加えて、年末調整の業務は、給与計算、会計システムとのつながりも意識し、年末調整後、税務署申告である支払調書、各市区町村提出の給与支払報告書の作成まで視野に入れてシステムの構成を考えていく必要があります。
なお、クラウド型は無料使用期間があったりますので、各システムを人事担当者などで一度試してみて比較してみることをお勧めします。
マイナポータルや国が提供しているシステムの状況も把握しましょう
次に従業員側の視点から見ていきます。
会社のほうのウェブ化による方向性とは別に、従業員側のほうでの年末調整での作業の変化が1つあります。今まで各個人が郵便などの書面で受け取っていた生命保険料控除などの証明書がマイナポータルで受け取れるようになっていることです。また、国が提供したシステム上で年末調整書類を作成し、そのデータを会社に渡すこともできるようになっています。
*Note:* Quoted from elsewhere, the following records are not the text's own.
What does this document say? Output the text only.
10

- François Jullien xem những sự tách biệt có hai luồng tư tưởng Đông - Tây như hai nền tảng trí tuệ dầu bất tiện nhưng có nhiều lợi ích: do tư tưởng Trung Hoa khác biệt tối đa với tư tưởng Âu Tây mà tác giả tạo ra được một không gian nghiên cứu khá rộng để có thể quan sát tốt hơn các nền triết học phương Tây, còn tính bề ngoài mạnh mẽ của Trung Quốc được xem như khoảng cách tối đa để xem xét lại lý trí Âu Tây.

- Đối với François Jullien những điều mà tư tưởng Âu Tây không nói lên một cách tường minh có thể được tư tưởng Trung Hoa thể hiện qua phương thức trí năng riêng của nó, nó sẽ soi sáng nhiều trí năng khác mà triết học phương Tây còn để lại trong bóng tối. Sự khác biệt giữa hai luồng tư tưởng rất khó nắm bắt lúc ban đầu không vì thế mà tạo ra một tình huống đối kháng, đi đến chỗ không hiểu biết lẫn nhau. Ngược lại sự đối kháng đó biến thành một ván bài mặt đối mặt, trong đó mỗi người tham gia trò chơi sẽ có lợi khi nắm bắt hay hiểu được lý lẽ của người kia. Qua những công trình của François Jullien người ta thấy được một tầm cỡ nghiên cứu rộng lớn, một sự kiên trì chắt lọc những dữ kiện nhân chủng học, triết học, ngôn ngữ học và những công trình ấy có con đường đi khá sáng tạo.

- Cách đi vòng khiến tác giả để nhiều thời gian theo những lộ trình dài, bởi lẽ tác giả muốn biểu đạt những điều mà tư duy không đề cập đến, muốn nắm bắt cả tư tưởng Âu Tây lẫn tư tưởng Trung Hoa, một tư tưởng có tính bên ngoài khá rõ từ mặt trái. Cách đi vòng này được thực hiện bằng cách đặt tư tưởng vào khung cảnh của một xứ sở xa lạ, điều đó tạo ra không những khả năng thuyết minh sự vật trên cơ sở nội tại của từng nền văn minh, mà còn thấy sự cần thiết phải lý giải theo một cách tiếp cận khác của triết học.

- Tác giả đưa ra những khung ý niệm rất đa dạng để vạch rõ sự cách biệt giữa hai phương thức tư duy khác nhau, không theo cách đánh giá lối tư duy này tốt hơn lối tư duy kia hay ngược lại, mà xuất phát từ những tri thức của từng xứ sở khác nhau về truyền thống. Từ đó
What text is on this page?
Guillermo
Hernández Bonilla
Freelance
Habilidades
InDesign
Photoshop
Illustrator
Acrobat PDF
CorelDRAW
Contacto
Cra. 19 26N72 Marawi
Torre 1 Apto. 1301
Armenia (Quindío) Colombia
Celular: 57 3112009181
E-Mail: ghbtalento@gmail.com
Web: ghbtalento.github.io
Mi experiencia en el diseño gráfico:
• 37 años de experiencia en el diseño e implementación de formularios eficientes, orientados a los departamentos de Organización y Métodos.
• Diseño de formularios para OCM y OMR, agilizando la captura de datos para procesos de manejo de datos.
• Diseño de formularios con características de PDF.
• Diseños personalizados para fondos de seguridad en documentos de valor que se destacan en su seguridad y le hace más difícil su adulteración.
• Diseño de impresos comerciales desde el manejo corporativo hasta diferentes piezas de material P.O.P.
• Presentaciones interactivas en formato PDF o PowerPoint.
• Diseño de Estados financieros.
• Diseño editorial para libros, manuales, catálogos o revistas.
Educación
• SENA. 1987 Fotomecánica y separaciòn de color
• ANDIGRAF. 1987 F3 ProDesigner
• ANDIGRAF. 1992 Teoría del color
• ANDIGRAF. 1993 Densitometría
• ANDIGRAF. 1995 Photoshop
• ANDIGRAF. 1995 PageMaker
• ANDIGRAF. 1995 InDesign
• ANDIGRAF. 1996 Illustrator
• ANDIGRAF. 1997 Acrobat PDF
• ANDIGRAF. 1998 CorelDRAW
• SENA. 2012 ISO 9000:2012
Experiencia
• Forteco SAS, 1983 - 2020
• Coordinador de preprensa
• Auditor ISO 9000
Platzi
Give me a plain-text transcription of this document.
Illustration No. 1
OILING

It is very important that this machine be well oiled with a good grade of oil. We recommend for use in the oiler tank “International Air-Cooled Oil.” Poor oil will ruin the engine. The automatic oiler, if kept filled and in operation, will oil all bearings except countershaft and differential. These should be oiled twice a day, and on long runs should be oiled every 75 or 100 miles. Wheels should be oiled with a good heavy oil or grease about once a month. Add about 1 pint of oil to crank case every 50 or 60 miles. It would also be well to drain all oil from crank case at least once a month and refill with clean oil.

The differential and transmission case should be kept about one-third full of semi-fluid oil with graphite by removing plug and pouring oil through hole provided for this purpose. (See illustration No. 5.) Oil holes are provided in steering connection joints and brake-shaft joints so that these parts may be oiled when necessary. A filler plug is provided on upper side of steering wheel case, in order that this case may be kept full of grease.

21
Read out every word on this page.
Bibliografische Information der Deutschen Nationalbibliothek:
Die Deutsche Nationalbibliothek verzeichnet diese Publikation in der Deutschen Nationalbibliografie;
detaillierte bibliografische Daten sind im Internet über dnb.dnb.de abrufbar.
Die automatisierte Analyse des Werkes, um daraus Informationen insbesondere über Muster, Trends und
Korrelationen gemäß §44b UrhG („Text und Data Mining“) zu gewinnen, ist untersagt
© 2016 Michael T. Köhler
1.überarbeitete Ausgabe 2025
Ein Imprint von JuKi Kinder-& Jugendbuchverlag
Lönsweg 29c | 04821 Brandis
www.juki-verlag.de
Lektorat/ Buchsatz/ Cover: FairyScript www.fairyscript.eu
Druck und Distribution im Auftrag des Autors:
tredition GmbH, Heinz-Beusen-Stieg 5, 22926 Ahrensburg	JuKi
ただ、この仕組みは現状発展途上といえます。全ての生命保険会社が使用できる状況ではなく、また使用の前提となるマイナンバーカードの普及率は41.8%(2022年2月現在、総務省HP)、マイナポータルの使用率は3.2%(2021年2月現在、予算委員会にてIT担当大臣が公表)となっており、普及率は高いとはいえません。
保険会社でも対応できていない会社もありますので、全面的に導入するというのはまだこれからかもしれません。
また、個人で国が提供したツールをインストールし、ウェブ上で作成したとして、会社のシステムがその受け取りに対応していない場合、絵に描いた餅状態で結局会社のシステムで申請し直す必要があります。
また、申告の一部(例えばiDeCoなど)が電子化できていないものの場合、結局は証明書を別途出さないとならないなど、非効率であることが考えられます。
とはいえ、日進月歩で新しい機能が追加されたり、住宅ローン控除申請のように証明書類が不要になったりと、これからの全体的な電子化の進捗によりこの対応も頭に入れておく必要があるかと思います。
まとめ
以上のことから、現状で対応を進める場合、会社の規模に応じて、小規模の会社であればクラウド型のシステムを導入しオンライン対応を進めることが現状では最善の方向性かと思います。
また、中規模以上の会社ですと、会計システムなどの連携を考慮のうえ、バックオフィスの一体化を前提にシステムを検討のうえ、年末調整のウェブ化に対応できる機能を追加していくという方向性になるかと思います。
そのうえで、国や保険会社、税務署などの電子政府化の進捗を見ながら、より効率化できる総合的なパッケージが導入できる段階を見据えて、新しい方向性を判断していく流れになるかと思います。